Он взял ее за руку и повел за собою.
Филиппа беспомощно подчинилась ему. В ней не осталось сил на сопротивление.
Даже не глядя на цены в меню, она поняла, что Энрике привез ее в жутко дорогой ресторан. Ей никогда не доводилось бывать в таких заведениях, и она инстинктивно напряглась. Почему-то, как только они вошли, внимание всех присутствующих обратилось на нее.
В основном за столиками сидели мужчины.
Филиппа догадалась, что этот ресторан — то место, где деловые люди Валенсии собираются, чтобы обсудить свои многотысячные сделки, а заодно и вкусно поесть.
Метрдотель уважительно приветствовал их у входа. Очевидно, ему было прекрасно известно, кто к ним пожаловал.
Энрике видел, что тот заинтригован незнакомкой, стоящей рядом с ним, и не знает, как себя повести. Валенсия — город, где любят сплетни. Его репутация ценителя красивых женщин сложилась уже давно, и о нем ходило особенно много слухов. Мужчины завидовали его успеху, завидовали тому, что он может обладать самыми утонченными красавицами.
— Дон Энрике, — улыбнулся метрдотель, — как приятно видеть вас сегодня среди наших гостей. И конечно, вашу очаровательную спутницу...
Его голос прозвучал вопросительно.
С понимающей улыбкой Энрике удовлетворил его любопытство.
— Филиппа Авельянос, — победоносно провозгласил он.
Лицо метрдотеля засияло. Энрике с трудом удержался от хохота, когда тот почтительно склонился и пробормотал, что для него огромная честь видеть ее в своем скромном заведении.
— Пожалуйста, не надо суеты, — осадил его Энрике и повел Филиппу к барной стойке. — Мы что-нибудь выпьем, пока вы приготовите столик для нас. — Он выразительно посмотрел на метрдотеля. — Самый уединенный, какой только возможно.
— Конечно.
Метрдотель снова согнулся в поклоне и почтительно проводил их к стойке бара.
— Пожалуйста, сюда, сеньорита Авельянос, — произнес Энрике громче, чем обычно.
Глаза всех присутствующих сразу обратились на них. Один из посетителей встал и, подойдя к другому столу, что-то прошептал на ухо сидящему там мужчине. Тот немедленно обернулся и окинул Филиппу изучающим взглядом.
Когда они, наконец, уселись за отведенный им столик, Филиппа сквозь стиснутые зубы недоуменно проговорила:
— Это еще что за цирк? У меня что, выросли рога или что-то вроде этого?
Энрике хищно сверкнул глазами.
— Филиппа, дорогая, держись, шоу только начинается!
Это была самая роскошная еда, которую она ела в своей жизни. Даже вчерашний ужин показался ей тривиальным по сравнению с сегодняшним обедом. Она с ужасом смотрела на подаваемые вышколенным официантом блюда, чувствуя, что кусок застревает в горле.
Поначалу они выпили по бокалу такого дорогого шампанского, о цене которого ей не хотелось и думать. Потом принесли трюфели, икру, экзотические морепродукты, политые необыкновенно нежным соусом. Энрике заказал еще и вино. Сначала сомелье попробовал его сам, налив в маленький серебряный стаканчик, потом передал Энрике, чтобы тот мог лично убедиться в неповторимости букета, и лишь после этого принес бутылку.

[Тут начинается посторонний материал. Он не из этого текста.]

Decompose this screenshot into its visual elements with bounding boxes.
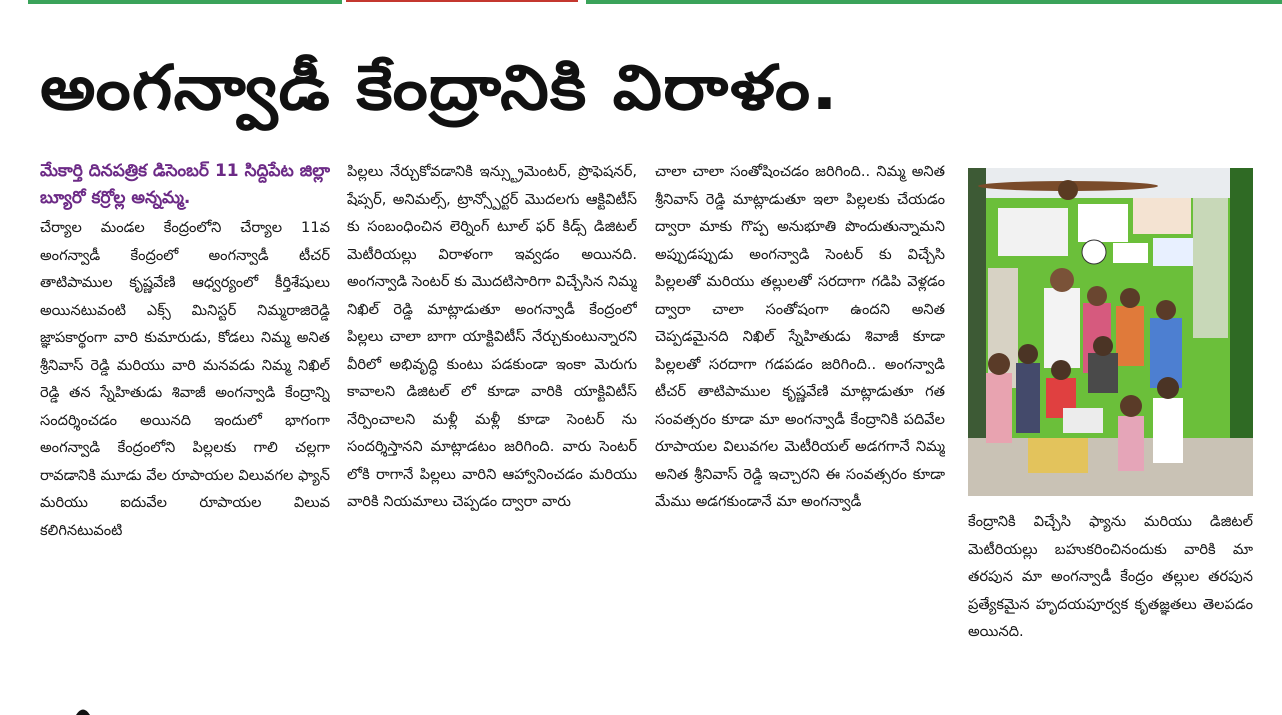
byline: మేకార్తి దినపత్రిక డిసెంబర్ 11 సిద్దిపేట జిల్లా బ్యూరో కర్రోల్ల అన్నమ్మ. <box>40 161 330 208</box>
article-column-1 <box>40 158 330 698</box>
anganwadi-group-photo <box>968 168 1253 496</box>
column-1-text: చేర్యాల మండల కేంద్రంలోని చేర్యాల 11వ అంగన్వాడీ కేంద్రంలో అంగన్వాడీ టీచర్ తాటిపాముల కృష్ణవేణి ఆధ్వర్యంలో కీర్తిశేషులు అయినటువంటి ఎక్స్ మినిస్టర్ నిమ్మరాజిరెడ్డి జ్ఞాపకార్థంగా వారి కుమారుడు, కోడలు నిమ్మ అనిత శ్రీనివాస్ రెడ్డి మరియు వారి మనవడు నిమ్మ నిఖిల్ రెడ్డి తన స్నేహితుడు శివాజీ అంగన్వాడి కేంద్రాన్ని సందర్శించడం అయినది ఇందులో భాగంగా అంగన్వాడి కేంద్రంలోని పిల్లలకు గాలి చల్లగా రావడానికి మూడు వేల రూపాయల విలువగల ఫ్యాన్ మరియు ఐదువేల రూపాయల విలువ కలిగినటువంటి <box>40 219 330 539</box>
top-bar-green-mid <box>88 0 342 4</box>
photo-caption: కేంద్రానికి విచ్చేసి ఫ్యాను మరియు డిజిటల్ మెటీరియల్లు బహుకరించినందుకు వారికి మా తరపున మా అంగన్వాడీ కేంద్రం తల్లుల తరపున ప్రత్యేకమైన హృదయపూర్వక కృతజ్ఞతలు తెలపడం అయినది. <box>968 513 1253 640</box>
top-bar-green-left <box>28 0 88 4</box>
photo-illustration <box>968 168 1253 496</box>
next-article-mark <box>74 706 92 715</box>
headline: అంగన్వాడీ కేంద్రానికి విరాళం. <box>40 51 839 124</box>
article-column-3 <box>655 158 945 698</box>
column-3-text: చాలా చాలా సంతోషించడం జరిగింది.. నిమ్మ అనిత శ్రీనివాస్ రెడ్డి మాట్లాడుతూ ఇలా పిల్లలకు చేయడం ద్వారా మాకు గొప్ప అనుభూతి పొందుతున్నామని అప్పుడప్పుడు అంగన్వాడి సెంటర్ కు విచ్చేసి పిల్లలతో మరియు తల్లులతో సరదాగా గడిపి వెళ్లడం ద్వారా చాలా సంతోషంగా ఉందని అనిత చెప్పడమైనది నిఖిల్ స్నేహితుడు శివాజీ కూడా పిల్లలతో సరదాగా గడపడం జరిగింది.. అంగన్వాడి టీచర్ తాటిపాముల కృష్ణవేణి మాట్లాడుతూ గత సంవత్సరం కూడా మా అంగన్వాడీ కేంద్రానికి పదివేల రూపాయల విలువగల మెటీరియల్ అడగగానే నిమ్మ అనిత శ్రీనివాస్ రెడ్డి ఇచ్చారని ఈ సంవత్సరం కూడా మేము అడగకుండానే మా అంగన్వాడీ <box>655 163 945 510</box>
article-column-2 <box>347 158 637 698</box>
top-bar-red <box>346 0 578 2</box>
column-2-text: పిల్లలు నేర్చుకోవడానికి ఇన్స్ట్రుమెంటర్, ప్రొఫెషనర్, షేప్సర్, అనిమల్స్, ట్రాన్స్పోర్టర్ మొదలగు ఆక్టివిటీస్ కు సంబంధించిన లెర్నింగ్ టూల్ ఫర్ కిడ్స్ డిజిటల్ మెటీరియల్లు విరాళంగా ఇవ్వడం అయినది. అంగన్వాడి సెంటర్ కు మొదటిసారిగా విచ్చేసిన నిమ్మ నిఖిల్ రెడ్డి మాట్లాడుతూ అంగన్వాడీ కేంద్రంలో పిల్లలు చాలా బాగా యాక్టివిటీస్ నేర్చుకుంటున్నారని వీరిలో అభివృద్ధి కుంటు పడకుండా ఇంకా మెరుగు కావాలని డిజిటల్ లో కూడా వారికి యాక్టివిటీస్ నేర్పించాలని మళ్లీ మళ్లీ కూడా సెంటర్ ను సందర్శిస్తానని మాట్లాడటం జరిగింది. వారు సెంటర్ లోకి రాగానే పిల్లలు వారిని ఆహ్వానించడం మరియు వారికి నియమాలు చెప్పడం ద్వారా వారు <box>347 163 637 510</box>
top-color-bar <box>0 0 1282 5</box>
top-bar-green-right <box>586 0 1282 4</box>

Такого вина ей точно пробовать еще не доводилось.
Филиппа чувствовала себя не в своей тарелке не столько из-за пристального внимания всех присутствующих, сколько потому, что впервые находилась в обществе Энрике Сантоса на людях. Она понимала, что его появление на публике с наследницей Авельяноса несет для окружающих важную информацию.

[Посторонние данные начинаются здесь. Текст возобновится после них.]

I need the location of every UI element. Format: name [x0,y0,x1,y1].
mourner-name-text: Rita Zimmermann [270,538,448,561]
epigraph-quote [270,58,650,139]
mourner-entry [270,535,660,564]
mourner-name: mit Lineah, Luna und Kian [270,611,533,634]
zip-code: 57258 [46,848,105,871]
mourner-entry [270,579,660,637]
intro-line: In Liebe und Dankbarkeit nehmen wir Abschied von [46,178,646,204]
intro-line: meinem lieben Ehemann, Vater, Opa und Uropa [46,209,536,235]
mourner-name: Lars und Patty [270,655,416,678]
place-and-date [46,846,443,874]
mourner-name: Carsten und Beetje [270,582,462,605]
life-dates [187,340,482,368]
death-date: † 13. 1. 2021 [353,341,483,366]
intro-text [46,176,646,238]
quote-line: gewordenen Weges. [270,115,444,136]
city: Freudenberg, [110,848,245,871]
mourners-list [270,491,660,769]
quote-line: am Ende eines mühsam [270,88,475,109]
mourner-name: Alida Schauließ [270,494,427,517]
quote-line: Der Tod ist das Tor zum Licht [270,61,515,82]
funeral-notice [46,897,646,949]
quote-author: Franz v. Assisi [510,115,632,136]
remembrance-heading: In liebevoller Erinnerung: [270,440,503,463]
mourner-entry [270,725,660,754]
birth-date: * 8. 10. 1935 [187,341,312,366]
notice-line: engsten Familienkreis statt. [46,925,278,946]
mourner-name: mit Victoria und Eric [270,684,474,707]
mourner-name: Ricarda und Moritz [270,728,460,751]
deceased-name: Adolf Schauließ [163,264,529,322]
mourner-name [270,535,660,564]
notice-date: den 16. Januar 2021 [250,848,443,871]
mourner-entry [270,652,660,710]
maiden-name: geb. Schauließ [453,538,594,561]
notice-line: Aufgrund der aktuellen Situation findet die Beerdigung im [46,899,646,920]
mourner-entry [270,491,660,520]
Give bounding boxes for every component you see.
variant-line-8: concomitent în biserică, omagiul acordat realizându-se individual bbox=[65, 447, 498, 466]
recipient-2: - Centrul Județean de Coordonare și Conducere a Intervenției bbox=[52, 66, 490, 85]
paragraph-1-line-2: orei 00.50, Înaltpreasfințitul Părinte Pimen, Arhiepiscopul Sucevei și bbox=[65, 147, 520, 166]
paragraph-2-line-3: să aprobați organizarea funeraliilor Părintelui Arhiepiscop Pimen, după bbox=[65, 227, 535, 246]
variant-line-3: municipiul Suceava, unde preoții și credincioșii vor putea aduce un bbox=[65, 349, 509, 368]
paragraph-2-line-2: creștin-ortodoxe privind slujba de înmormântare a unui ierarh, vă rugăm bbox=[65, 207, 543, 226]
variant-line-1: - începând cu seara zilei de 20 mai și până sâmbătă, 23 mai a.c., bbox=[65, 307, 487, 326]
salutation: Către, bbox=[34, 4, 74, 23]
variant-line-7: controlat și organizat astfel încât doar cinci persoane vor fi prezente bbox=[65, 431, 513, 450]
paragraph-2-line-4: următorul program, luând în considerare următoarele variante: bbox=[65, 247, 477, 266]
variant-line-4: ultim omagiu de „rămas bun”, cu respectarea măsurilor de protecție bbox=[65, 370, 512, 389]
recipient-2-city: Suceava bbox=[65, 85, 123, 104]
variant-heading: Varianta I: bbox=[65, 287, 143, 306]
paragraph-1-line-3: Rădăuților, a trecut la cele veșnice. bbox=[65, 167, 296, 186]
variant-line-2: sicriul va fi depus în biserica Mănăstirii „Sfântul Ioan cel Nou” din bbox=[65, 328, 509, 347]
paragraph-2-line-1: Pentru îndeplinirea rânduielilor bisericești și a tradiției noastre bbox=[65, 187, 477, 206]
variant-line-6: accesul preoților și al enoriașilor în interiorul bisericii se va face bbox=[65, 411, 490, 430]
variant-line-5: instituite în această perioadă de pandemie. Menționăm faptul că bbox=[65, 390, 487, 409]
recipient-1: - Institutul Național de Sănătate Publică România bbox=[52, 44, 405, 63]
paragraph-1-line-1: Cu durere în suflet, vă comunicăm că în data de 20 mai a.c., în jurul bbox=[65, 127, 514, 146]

Энрике низко наклонился к ней и почти прошептал, чтобы никто не мог его услышать:
— Они заинтригованы, дорогая Филиппа. Твое имя прозвучало для них как удар гонга. Теперь они лопаются от нетерпения, чтобы узнать, кто ты. Никто, как ни странно, в Валенсии не знает о наличии у дона Диего внучки. Он держал этот козырь за пазухой. Теперь, — с удовлетворением насытившегося охотника проговорил Энрике, выросший практически беспризорником в портовом пригороде, — они догадаются, как старик решил распорядиться своим наследством. Здесь нет ни одного человека, кто бы не понял значения твоего присутствия здесь сейчас со мной!

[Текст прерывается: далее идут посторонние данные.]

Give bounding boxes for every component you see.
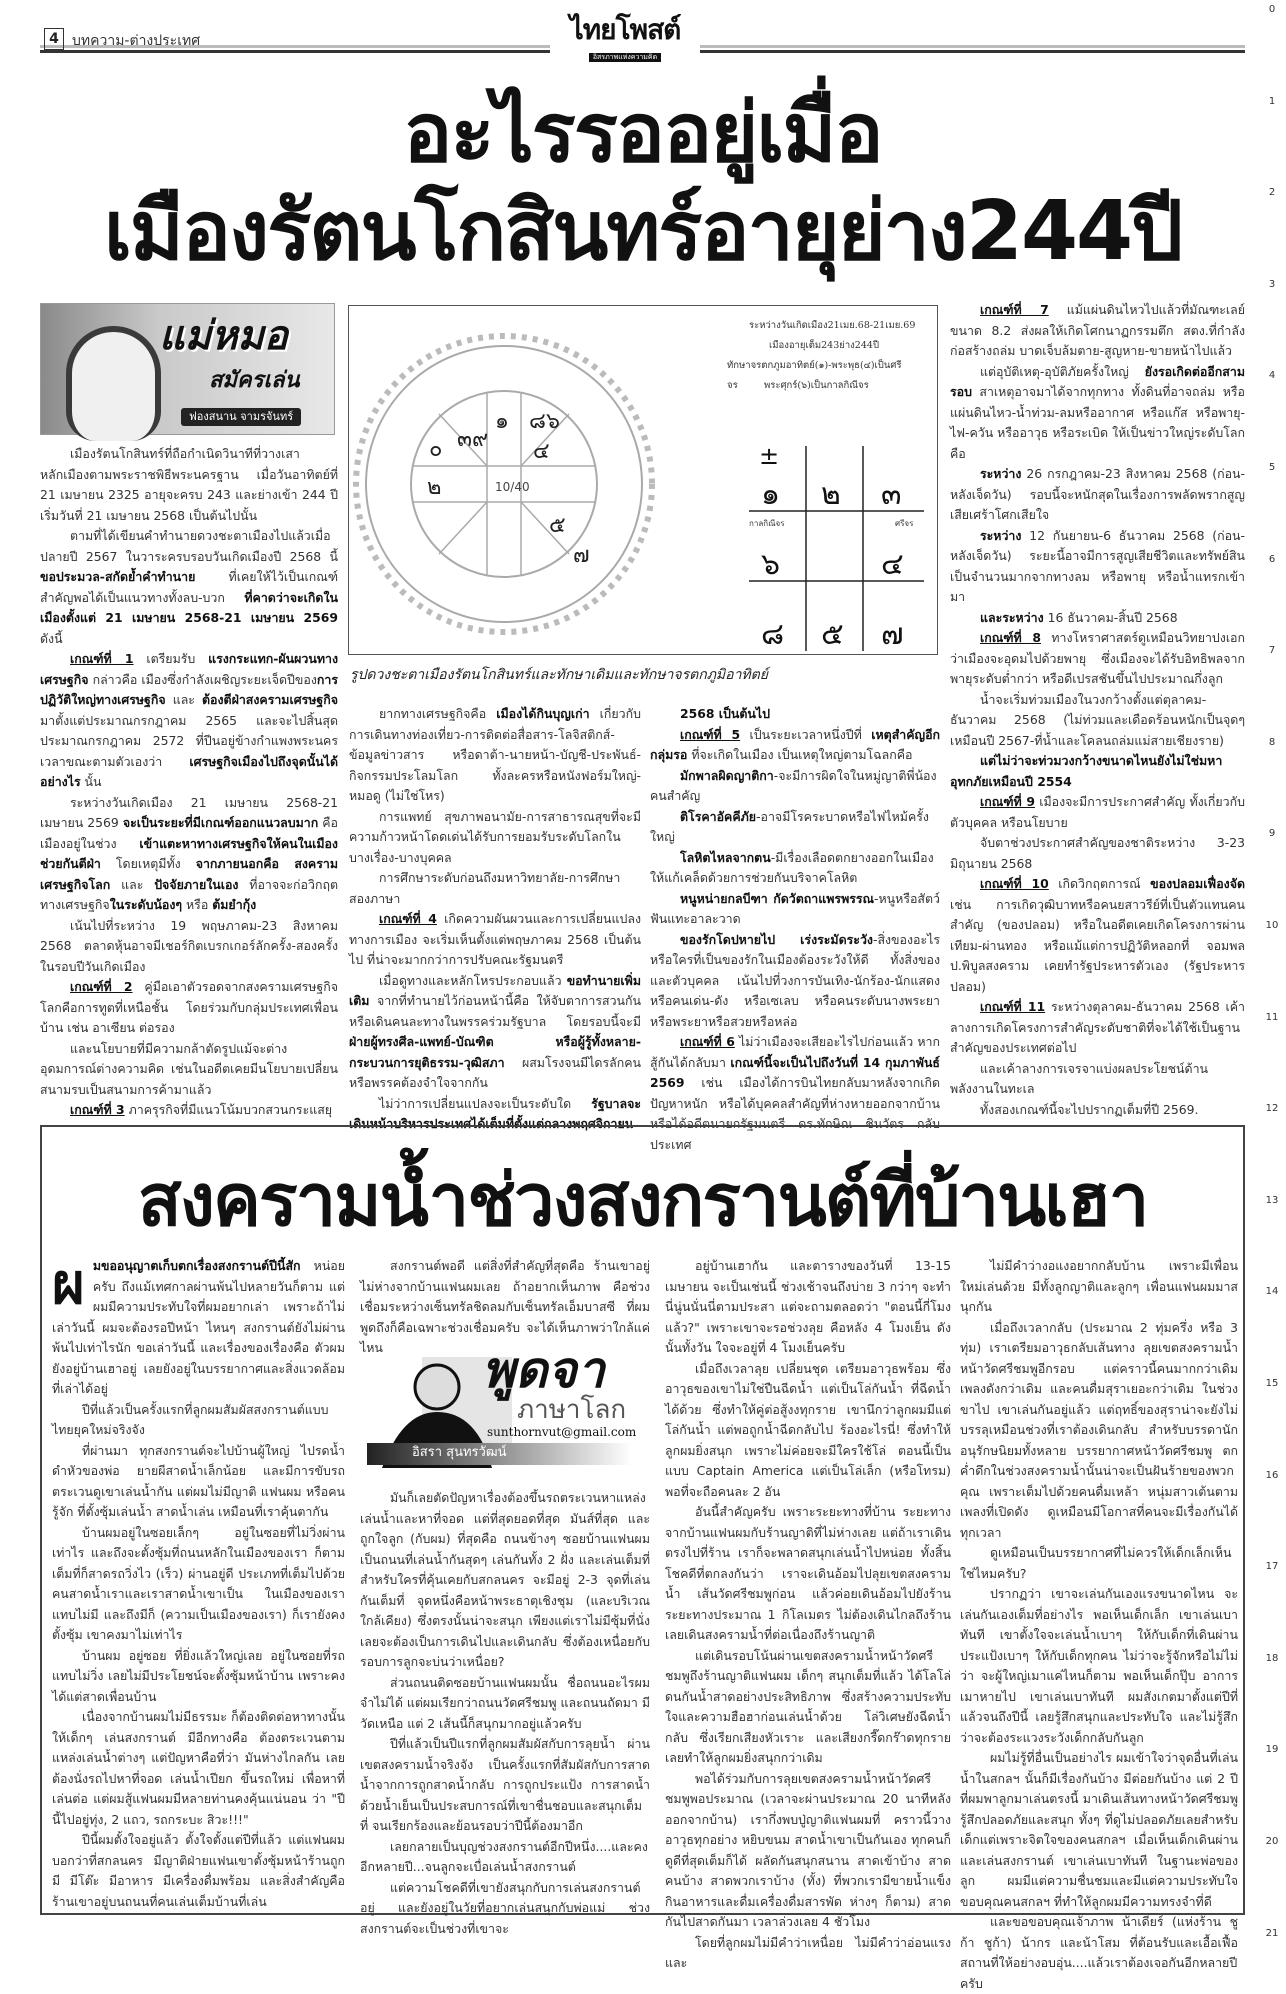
bold-text: ระหว่าง <box>980 527 1022 543</box>
paragraph: ปีที่แล้วเป็นครั้งแรกที่ลูกผมสัมผัสสงกรานต์แบบไทยยุคใหม่จริงจัง <box>52 1401 329 1437</box>
diagram-info-line: ทักษาจรตกภูมอาทิตย์(๑)-พระพุธ(๔)เป็นศรี <box>727 360 902 371</box>
bold-text: ต้องตีฝ่าสงครามเศรษฐกิจ <box>201 692 338 707</box>
paragraph: เกณฑ์ที่ 11 ระหว่างตุลาคม-ธันวาคม 2568 เค้าลางการเกิดโครงการสำคัญระดับชาติที่จะได้ใช้เป็นฐานสำคัญของประเทศต่อไป <box>950 999 1246 1055</box>
criterion-label: เกณฑ์ที่ 1 <box>70 651 134 666</box>
column-title: แม่หมอ <box>159 313 288 359</box>
ruler-mark: 1 <box>1268 95 1276 107</box>
bold-text: ต้มยำกุ้ง <box>212 897 257 912</box>
paragraph: ยากทางเศรษฐกิจคือ เมืองได้กินบุญเก่า เกี่ยวกับการเดินทางท่องเที่ยว-การติดต่อสื่อสาร-โลจิสติกส์-ข้อมูลข่าวสาร หรือดาต้า-นายหน้า-บัญชี-ประพันธ์-กิจกรรมประโลมโลก ทั้งละครหรือหนังฟอร์มใหญ่-หมอดู (ไม่ใช่โหร) <box>349 706 641 803</box>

— Наше посещение ресторана означает публичное признание, что ты получаешь империю в свое распоряжение? — спросила Филиппа, с трудом придавая голосу холодный тон.
С того момента, как он властно и чувственно поцеловал ее, ей было трудно думать, о чем-либо другом, кроме как о своих тогдашних ощущениях. Память все время возвращала ее к мельчайшим подробностям, вызывая желание пережить этот опыт еще раз.